Los resultados proporcionan pruebas sólidas de que el "efecto del inmigrante saludable" -la creencia de que los nuevos inmigrantes que llegan a América del Norte tienen mejor salud que los nativos- superaría el estrés de abandonar el hogar para instalarse en un nuevo país, resumió a Reuters Health el doctor Gustavo Saposnik.

El equipo de Saposnik, del Hospital St. Michael's y la University of Toronto, estudió a más de 4 millones de residentes en Ontario, la provincia más grande de Canadá, con datos entre el 1 de abril de 1995 y el 31 de marzo del 2007.

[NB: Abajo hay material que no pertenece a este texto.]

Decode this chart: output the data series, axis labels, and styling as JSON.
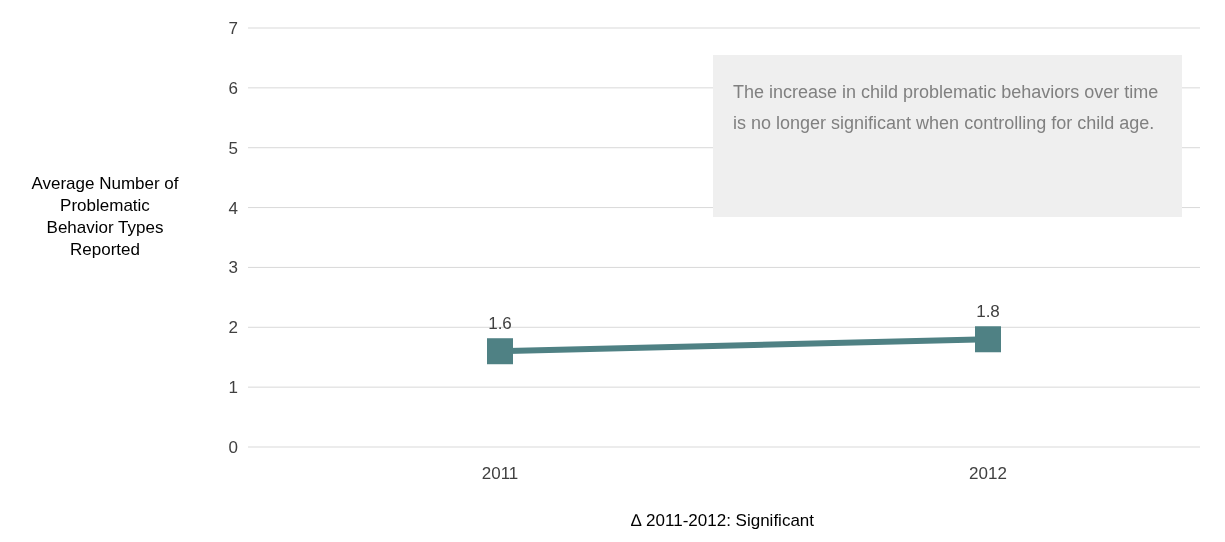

El análisis incluyó a 965.829 nuevos inmigrantes (o nuevos afiliados al seguro de salud) y a 3.272.393 hombres y mujeres con por lo menos cinco años de antigüedad en el seguro de salud de Ontario. Se comparó a ambos grupos por edad, género y residencia. Todos tenían menos de 65 años.

El 14 por ciento de los inmigrantes y el 18 por ciento de los residentes nativos tenían presión alta. Durante el seguimiento, que duró seis años, 933 inmigrantes y 5.283 residentes tuvieron un ACV, es decir que los recién llegados tuvieron un tercio menos de riesgo que los residentes nativos.

Eso se observó en todas las edades, niveles de ingresos y en ambos géneros.

La mortalidad por ACV fue la misma para inmigrantes y residentes, pero los primeros pasaban un poco más de tiempo en el hospital y eran más propensos a ser derivados a un centro de cuidados de largo plazo.

Eso, para el autor, reflejaría diferencias en los sistemas de apoyo de los inmigrantes.

Las explicaciones posibles para ese "efecto del inmigrante saludable" incluyen la idea de que las personas que pueden tolerar el desafío del desarraigo y la llegada a un nuevo país son más propensas a ser física y mentalmente más saludables que el resto, señaló el equipo.

Otros factores, agregó, incluyen la posibilidad de que las personas no tan saludables no pasen los exámenes médicos necesarios y tengan que volver a su país de origen.

Pero dadas las diferencias en las políticas inmigratorias y la cobertura de salud entre Canadá y Estados Unidos, Saposnik dijo que los resultados no son extrapolables a los nuevos inmigrantes en Estados Unidos. En Canadá, por ejemplo, acceden al seguro de salud con tres meses de residencia.

FUENTE: Neurology, 9 de febrero del 2010.